Let's say I want to find a Power Series representation of the function $f(x) = \frac{2}{3-x}$
Now I know we can write this as a geometric series
$$\sum_{n=0}^{\infty}ar^n = \frac{a}{1-r}$$
But I see two possible ways two write it as a geometric series. $(1)$ and $(2)$ below
Method $(1)$:
We let $a=2$, and $r = x-2$, thus we transform $\frac{2}{3-x}$ into the form $\frac{a}{1-r}$ and we write the Power Series for $f$ as follows:
$$f(x) = \sum_{n=0}^{\infty}\ 2(x-2)^n$$
Method $(2)$:
We divide both numerator and denominator by a factor of $3$ to go from $\frac{2}{3-x}$ to $$\frac{\frac{2}{3}}{1-\frac{x}{3}}$$
and we can then write $f$ as follows:
$$\begin{aligned}f(x) &= \sum_{n=0}^{\infty}\ \frac{2}{3}\left(\frac{x}{3}\right)^n
\\
&= \sum_{n=0}^{\infty}\left(\frac{2}{3^{n+1}}\right)x^n
\end{aligned}$$
But only $(2)$ is correct, and $(1)$ is incorrect, but I can't seem to see why.
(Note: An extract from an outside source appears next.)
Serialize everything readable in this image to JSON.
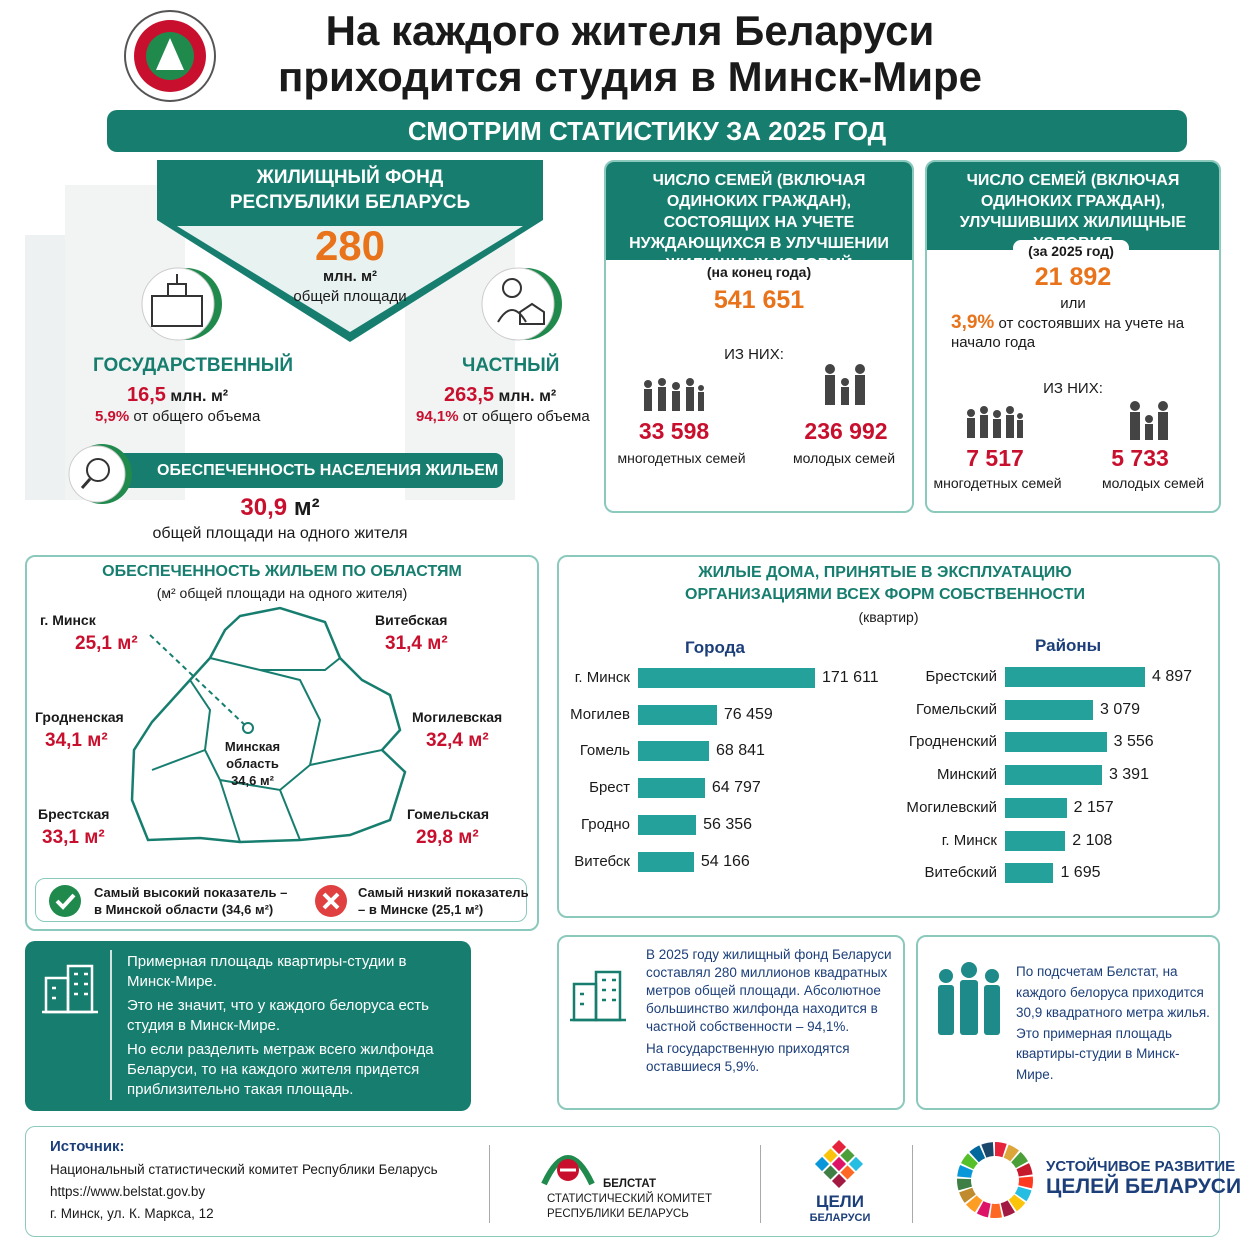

What I did in $(1)$ seemed like perfectly valid algebraic manipulations, so why does $(1)$ result in an erroneous answer?
Best Answer
I don't see anything wrong with $(1)$, but just remember one little thing:
$$\sum_{n=0}^\infty ar^n=\frac a{1-r}$$
if $|r|<1$.
For yours, this translates to $|x-2|<1$. As far as I see, method $(1)$ is perfectly valid with those restrictions. For example, $x=2.5$:
$$\sum_{n=0}^\infty2(1/2)^n=\frac2{1-1/2}=\frac2{1/2}=\frac2{3-(2.5)}=f(2.5)$$
There is nothing wrong here.